The tech problems of the industry are symptoms of long-standing organisational and regulatory challenges. So the solution will take time and sustained, iterative innovation. Our solution will have three stages and create a genuine revolution:
- Fact find – clients like to talk briefly by phone to build rapport and ask questions. So we transcribe and mine phone calls for useful data to populate our CRM. Similarly they prefer to message documents securely via WhatsApp, Messenger, SMS or Viber as well as using them for brief chats and updates. Messaging abolishes password and login friction. We connect to all of these services seamlessly, upload documents to our CRM and then process them with AI.
- Data connectivity – we have already begun to connect our systems to others. Real connectivity will only be created by new innovative players in the market. So we have teamed up with another Fintech to create and publish a set of common APIs for financial providers and intermediaries. These will be copyrighted open source, usable by all, but managed by the original working group. Mass adoption will take time and be driven by competitive pressure.
- Innovation and credit – we have connected multiple new data sources like Open Banking, property data and tax. Conversational prompts make it much easier for clients to use them. Better and more complete data is a foundation for innovation and competitive advantage.
We aim to embed all three capabilities in our platform, as well as extending our capabilities into wealth and pensions. And then licence the platform and its underlying technology to the industry. None of our competitors offer such a tested and innovative solution.

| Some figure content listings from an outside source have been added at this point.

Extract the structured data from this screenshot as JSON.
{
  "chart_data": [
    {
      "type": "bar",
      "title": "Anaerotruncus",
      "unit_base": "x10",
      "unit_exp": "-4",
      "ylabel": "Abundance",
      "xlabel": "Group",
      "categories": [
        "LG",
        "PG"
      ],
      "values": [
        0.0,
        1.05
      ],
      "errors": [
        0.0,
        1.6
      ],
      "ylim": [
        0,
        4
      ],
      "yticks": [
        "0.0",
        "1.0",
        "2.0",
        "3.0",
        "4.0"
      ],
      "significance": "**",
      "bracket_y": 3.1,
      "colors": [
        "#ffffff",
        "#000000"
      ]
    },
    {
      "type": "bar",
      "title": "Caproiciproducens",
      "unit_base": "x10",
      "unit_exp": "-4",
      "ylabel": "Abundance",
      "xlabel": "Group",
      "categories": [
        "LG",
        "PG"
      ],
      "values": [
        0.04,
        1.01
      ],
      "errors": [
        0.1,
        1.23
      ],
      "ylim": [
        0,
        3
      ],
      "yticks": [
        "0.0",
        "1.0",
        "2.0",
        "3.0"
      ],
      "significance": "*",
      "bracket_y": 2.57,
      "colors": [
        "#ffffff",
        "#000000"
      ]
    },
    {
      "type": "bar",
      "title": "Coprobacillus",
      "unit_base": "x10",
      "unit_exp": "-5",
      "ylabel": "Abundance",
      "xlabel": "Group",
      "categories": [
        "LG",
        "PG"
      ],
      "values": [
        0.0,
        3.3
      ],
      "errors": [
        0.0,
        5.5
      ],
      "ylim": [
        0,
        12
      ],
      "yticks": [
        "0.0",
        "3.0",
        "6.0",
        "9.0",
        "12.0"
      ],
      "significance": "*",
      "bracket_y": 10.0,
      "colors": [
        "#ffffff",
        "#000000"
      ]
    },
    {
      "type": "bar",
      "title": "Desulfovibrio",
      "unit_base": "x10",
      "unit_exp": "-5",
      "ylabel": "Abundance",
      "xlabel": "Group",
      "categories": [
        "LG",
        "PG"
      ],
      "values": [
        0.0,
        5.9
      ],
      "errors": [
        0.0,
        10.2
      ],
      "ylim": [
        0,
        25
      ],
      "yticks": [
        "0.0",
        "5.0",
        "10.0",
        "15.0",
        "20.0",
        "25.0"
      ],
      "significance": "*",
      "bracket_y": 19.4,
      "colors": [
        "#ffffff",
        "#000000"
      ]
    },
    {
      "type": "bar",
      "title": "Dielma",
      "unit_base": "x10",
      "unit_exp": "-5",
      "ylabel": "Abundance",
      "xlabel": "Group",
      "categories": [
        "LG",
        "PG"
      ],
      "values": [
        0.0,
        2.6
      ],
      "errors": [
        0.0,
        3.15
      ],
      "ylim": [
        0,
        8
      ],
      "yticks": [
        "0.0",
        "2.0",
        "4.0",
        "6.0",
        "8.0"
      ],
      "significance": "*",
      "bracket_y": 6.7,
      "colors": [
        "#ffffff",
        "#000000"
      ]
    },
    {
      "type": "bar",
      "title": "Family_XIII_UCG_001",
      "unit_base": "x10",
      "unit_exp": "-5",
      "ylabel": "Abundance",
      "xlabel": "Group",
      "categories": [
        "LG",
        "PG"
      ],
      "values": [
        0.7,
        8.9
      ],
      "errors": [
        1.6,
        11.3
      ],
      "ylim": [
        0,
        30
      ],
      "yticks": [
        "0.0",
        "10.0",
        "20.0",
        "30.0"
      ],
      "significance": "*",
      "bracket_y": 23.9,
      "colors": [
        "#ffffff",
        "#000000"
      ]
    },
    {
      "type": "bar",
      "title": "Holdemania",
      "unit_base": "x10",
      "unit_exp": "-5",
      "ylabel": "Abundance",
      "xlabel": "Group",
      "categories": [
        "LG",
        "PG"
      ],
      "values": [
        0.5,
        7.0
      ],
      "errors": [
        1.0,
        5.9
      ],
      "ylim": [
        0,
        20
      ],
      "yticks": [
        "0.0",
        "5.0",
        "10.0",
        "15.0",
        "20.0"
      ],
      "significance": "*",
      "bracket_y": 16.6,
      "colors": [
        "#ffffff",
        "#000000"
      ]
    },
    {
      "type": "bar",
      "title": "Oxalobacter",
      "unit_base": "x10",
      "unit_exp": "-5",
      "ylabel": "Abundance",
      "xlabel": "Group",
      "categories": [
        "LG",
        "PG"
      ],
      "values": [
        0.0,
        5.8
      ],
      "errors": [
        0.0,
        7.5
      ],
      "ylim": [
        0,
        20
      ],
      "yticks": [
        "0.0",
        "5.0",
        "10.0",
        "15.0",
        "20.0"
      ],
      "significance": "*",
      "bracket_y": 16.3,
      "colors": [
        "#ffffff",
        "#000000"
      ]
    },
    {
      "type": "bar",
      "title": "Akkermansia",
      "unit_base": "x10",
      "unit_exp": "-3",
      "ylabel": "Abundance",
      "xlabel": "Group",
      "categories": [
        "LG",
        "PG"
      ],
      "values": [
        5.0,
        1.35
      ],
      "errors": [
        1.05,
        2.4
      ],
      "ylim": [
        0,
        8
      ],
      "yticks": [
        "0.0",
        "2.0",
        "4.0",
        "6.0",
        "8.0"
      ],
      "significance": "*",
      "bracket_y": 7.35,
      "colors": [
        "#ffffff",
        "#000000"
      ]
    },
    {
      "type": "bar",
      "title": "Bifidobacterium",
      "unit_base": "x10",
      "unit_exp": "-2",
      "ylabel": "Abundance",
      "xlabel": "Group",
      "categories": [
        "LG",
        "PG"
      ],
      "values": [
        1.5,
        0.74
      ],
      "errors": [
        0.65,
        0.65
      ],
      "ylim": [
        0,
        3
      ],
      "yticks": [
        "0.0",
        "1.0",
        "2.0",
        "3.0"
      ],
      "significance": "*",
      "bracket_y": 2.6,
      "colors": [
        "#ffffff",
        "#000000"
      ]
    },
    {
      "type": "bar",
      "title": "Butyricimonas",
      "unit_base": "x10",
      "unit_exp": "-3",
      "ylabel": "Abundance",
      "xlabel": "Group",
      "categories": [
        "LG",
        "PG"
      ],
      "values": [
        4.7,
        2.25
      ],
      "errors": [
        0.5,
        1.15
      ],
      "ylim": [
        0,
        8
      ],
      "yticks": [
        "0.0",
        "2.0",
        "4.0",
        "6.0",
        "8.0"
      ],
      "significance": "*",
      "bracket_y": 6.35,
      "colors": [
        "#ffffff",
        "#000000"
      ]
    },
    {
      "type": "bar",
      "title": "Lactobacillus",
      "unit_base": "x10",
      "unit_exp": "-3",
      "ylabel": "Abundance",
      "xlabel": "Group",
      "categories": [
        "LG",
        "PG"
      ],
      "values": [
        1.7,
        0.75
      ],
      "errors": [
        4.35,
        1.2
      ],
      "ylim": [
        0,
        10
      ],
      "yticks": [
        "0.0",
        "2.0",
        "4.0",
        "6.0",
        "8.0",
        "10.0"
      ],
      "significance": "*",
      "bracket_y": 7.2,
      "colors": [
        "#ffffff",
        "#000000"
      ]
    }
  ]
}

Detail – the progress we’ve made
- Development – we have fully developed a client onboarding module built upon a javascript framework and graph database. This incorporates Open Banking and many other APIs. We’ve prototyped working implementations of our conversational messaging, transcription and AI solutions in low code tools. They are fully working early versions.
- Business – we are regulated by the FCA as a data aggregator and Jonathan, our director, as an intermediary. We will shortly be fully regulated as an “Appointed Representative” intermediary firm.